Dans tout groupe de personnes quel qu’il soit, il y en aura toujours que nous aimons bien et avec lesquelles nous nous entendons, et d’autres que nous n’apprécions pas particulièrement et qui ne sont pas véritablement nos amis. En un sens, c’est tout à fait normal d’éprouver de tels sentiments en tant qu’êtres humains, et nous ne devrions pas nous en inquiéter. Pour autant, il est insensé d’être ballottés par nos goûts et nos aversions personnels au point de faiblir dans notre pratique bouddhique. Agir de la sorte ouvre une brèche à travers laquelle les fonctions démoniaques peuvent s’engouffrer, en faisant de nous leur proie.

C’est pourquoi Nichiren met sévèrement en garde ses disciples contre la calomnie à l’encontre des autres pratiquants. Il écrit : « Même si vous n’en avez pas envie, vous devriez vous lier d’amitié avec eux. » (Écrits, 857) ; « Même s’ils ont des défauts, si ceux-ci sont mineurs, faites comme si vous ne les aviez pas remarqués. » (WND-II, 731) ; et « […] restez en bons termes avec ceux qui croient en cet enseignement, sans [chercher à] voir, ni à entendre, ni à souligner quoi que ce soit en eux qui pourrait vous déplaire. » (Écrits, 917)

Nous sommes tous bouddhas. Par conséquent, critiquer l’un d’entre nous revient à critiquer un bouddha. Et, parce que nous sommes tous bouddhas, nous devrions nous respecter. Il est important que dans la Soka Gakkai brille l’esprit décrit par ce passage : « […] tu devras te lever et la saluer de très loin, en lui montrant autant de respect que s’il s’agissait d’un bouddha. » (SdL-XXVIII, 303)

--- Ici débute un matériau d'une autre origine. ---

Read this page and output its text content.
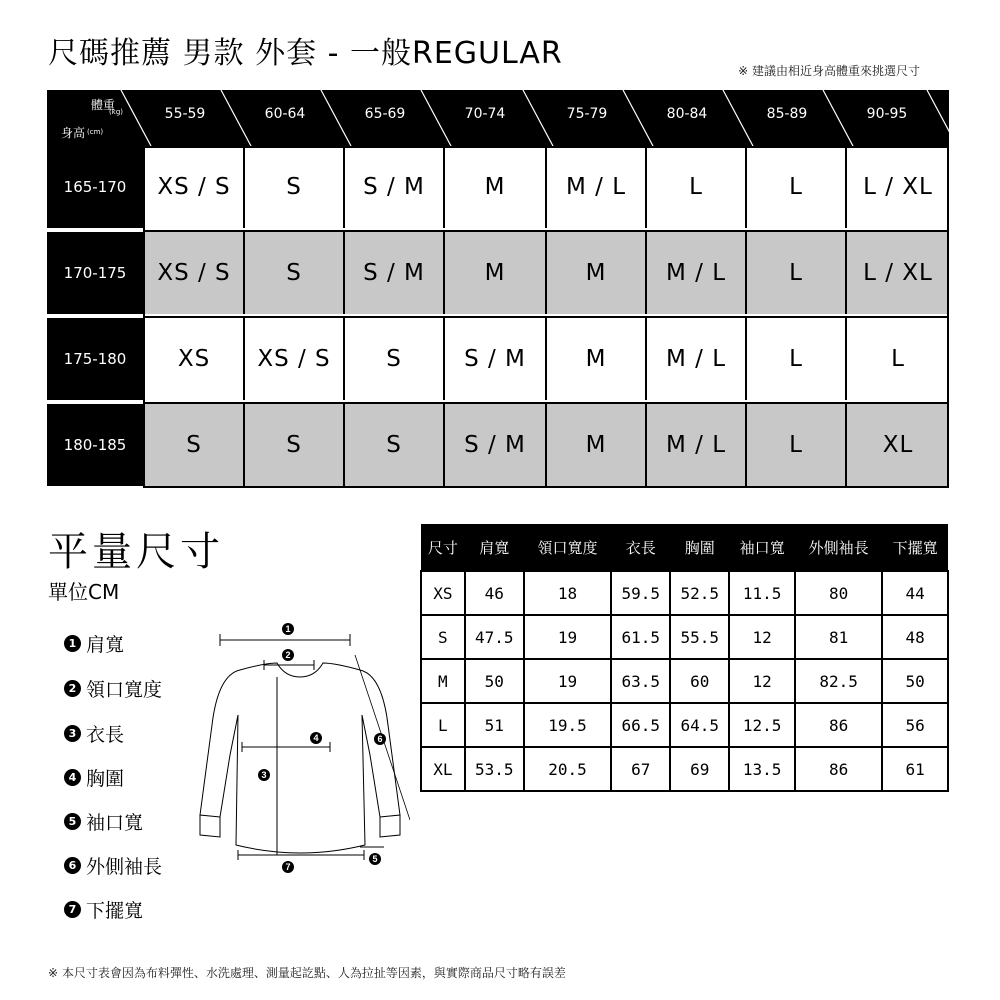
尺碼推薦 男款 外套 - 一般REGULAR	※ 建議由相近身高體重來挑選尺寸
體重
(kg)
身高 (cm)
55-59	60-64	65-69	70-74	75-79	80-84	85-89	90-95
165-170	XS / S	S	S / M	M	M / L	L	L	L / XL
170-175	XS / S	S	S / M	M	M	M / L	L	L / XL
175-180	XS	XS / S	S	S / M	M	M / L	L	L
180-185	S	S	S	S / M	M	M / L	L	XL
平量尺寸
單位CM
1 肩寬
2 領口寬度
3 衣長
4 胸圍
5 袖口寬
6 外側袖長
7 下擺寬
1
2
3
4
5
6
7
尺寸	肩寬	領口寬度	衣長	胸圍	袖口寬	外側袖長	下擺寬
XS	46	18	59.5	52.5	11.5	80	44
S	47.5	19	61.5	55.5	12	81	48
M	50	19	63.5	60	12	82.5	50
L	51	19.5	66.5	64.5	12.5	86	56
XL	53.5	20.5	67	69	13.5	86	61
※ 本尺寸表會因為布料彈性、水洗處理、測量起訖點、人為拉扯等因素，與實際商品尺寸略有誤差
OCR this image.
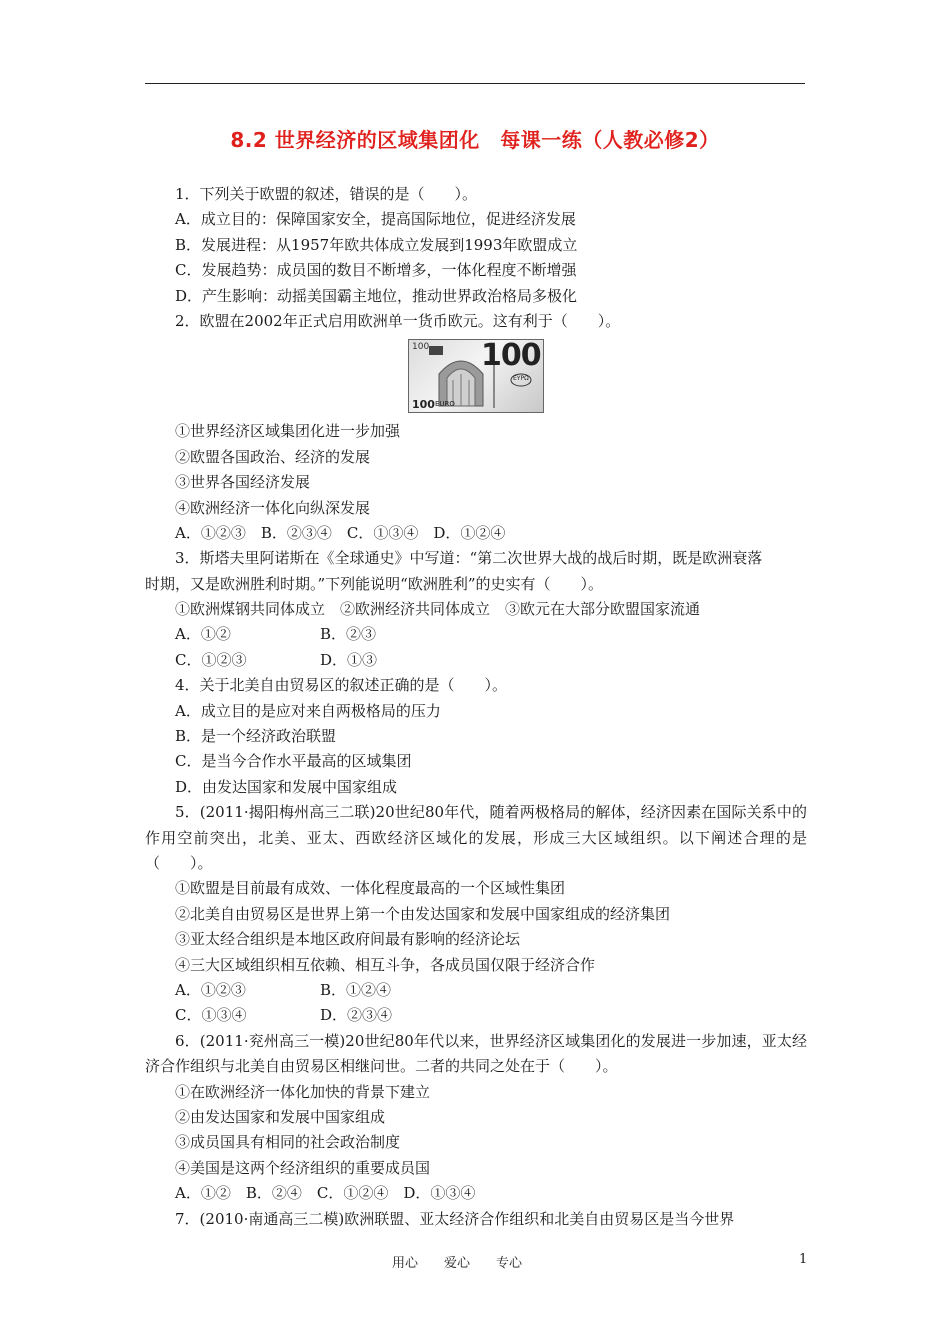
8.2 世界经济的区域集团化　每课一练（人教必修2）
1．下列关于欧盟的叙述，错误的是（　　）。
A．成立目的：保障国家安全，提高国际地位，促进经济发展
B．发展进程：从1957年欧共体成立发展到1993年欧盟成立
C．发展趋势：成员国的数目不断增多，一体化程度不断增强
D．产生影响：动摇美国霸主地位，推动世界政治格局多极化
2．欧盟在2002年正式启用欧洲单一货币欧元。这有利于（　　）。
100 100
EYPΩ
100 EURO
①世界经济区域集团化进一步加强
②欧盟各国政治、经济的发展
③世界各国经济发展
④欧洲经济一体化向纵深发展
A．①②③　B．②③④　C．①③④　D．①②④
3．斯塔夫里阿诺斯在《全球通史》中写道：“第二次世界大战的战后时期，既是欧洲衰落
时期，又是欧洲胜利时期。”下列能说明“欧洲胜利”的史实有（　　）。
①欧洲煤钢共同体成立　②欧洲经济共同体成立　③欧元在大部分欧盟国家流通
A．①②	B．②③
C．①②③	D．①③
4．关于北美自由贸易区的叙述正确的是（　　）。
A．成立目的是应对来自两极格局的压力
B．是一个经济政治联盟
C．是当今合作水平最高的区域集团
D．由发达国家和发展中国家组成
5．(2011·揭阳梅州高三二联)20世纪80年代，随着两极格局的解体，经济因素在国际关系中的作用空前突出，北美、亚太、西欧经济区域化的发展，形成三大区域组织。以下阐述合理的是（　　）。
①欧盟是目前最有成效、一体化程度最高的一个区域性集团
②北美自由贸易区是世界上第一个由发达国家和发展中国家组成的经济集团
③亚太经合组织是本地区政府间最有影响的经济论坛
④三大区域组织相互依赖、相互斗争，各成员国仅限于经济合作
A．①②③	B．①②④
C．①③④	D．②③④
6．(2011·兖州高三一模)20世纪80年代以来，世界经济区域集团化的发展进一步加速，亚太经济合作组织与北美自由贸易区相继问世。二者的共同之处在于（　　）。
①在欧洲经济一体化加快的背景下建立
②由发达国家和发展中国家组成
③成员国具有相同的社会政治制度
④美国是这两个经济组织的重要成员国
A．①②　B．②④　C．①②④　D．①③④
7．(2010·南通高三二模)欧洲联盟、亚太经济合作组织和北美自由贸易区是当今世界
用心　　爱心　　专心	1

Nichiren déclare même que, lorsque les gens prennent l’habitude de critiquer les autres, ils « ne se départissent jamais de cette attitude erronée, si bien qu’ils semblent voués aux voies mauvaises ». (Écrits, 762) C’est pourquoi il écrit : « Vous devriez vous respecter mutuellement [en tant que bouddhas]. » (Ibid.) Il affirme aussi que nous devrions bien nous entendre, comme Shakyamuni et Maints-Trésors, qui, dans le chapitre « L’apparition de la Tour aux trésors » (11e) du Sûtra du Lotus, partagent le même siège.

L’important est d’avoir une foi tournée vers la réalisation de kosen rufu. Quand nous déployons des efforts sincères pour kosen rufu, nous n’avons pas le temps de nous quereller. Nichiren réprimande à maintes reprises les pratiquants qui sont assez insensés pour se quereller sous les yeux de l’ennemi. Il compare cela à l’attitude de « la bécassine et du crustacé », que le pêcheur attrape ensemble tant ils sont empêtrés dans leur lutte (cf. WND-II, 914). Nous devrions pouvoir nous parler et discuter de tout avec franchise, en nous fondant sur notre engagement commun pour kosen rufu.

Quelle que soit la situation, le dialogue constitue une démarche positive. Dialoguer construit la solidarité et crée la cohésion. Refuser d’engager le dialogue est néfaste en ce sens que cela peut devenir un élément de division et de destruction. Il convient donc de se rencontrer pour dialoguer. Il est tout à fait naturel d’avoir parfois un point de vue différent des autres. Mais le dialogue fait naître la confiance, même parmi ceux qui ne sont pas d’accord. Dans la société aussi, le dialogue représente le fondement de la paix, tandis que le rejet du dialogue ouvre la porte au conflit et à la guerre.

Nichiren exhortait toujours ses disciples à engager le dialogue et à développer l’unité selon le principe de « différents par le corps, un en esprit ». Il écrit : « […] même un inconnu, si vous lui ouvrez votre cœur, peut avoir le désir de donner sa vie pour vous. » (Écrits, 448) ; et « Invitez instamment tous les pratiquants de Suruga [la région dans laquelle se situe Atsuhara] à rester unis dans leur foi ! » (WND-II, 572) On trouve en effet de nombreuses déclarations à ce sujet dans les écrits de Nichiren.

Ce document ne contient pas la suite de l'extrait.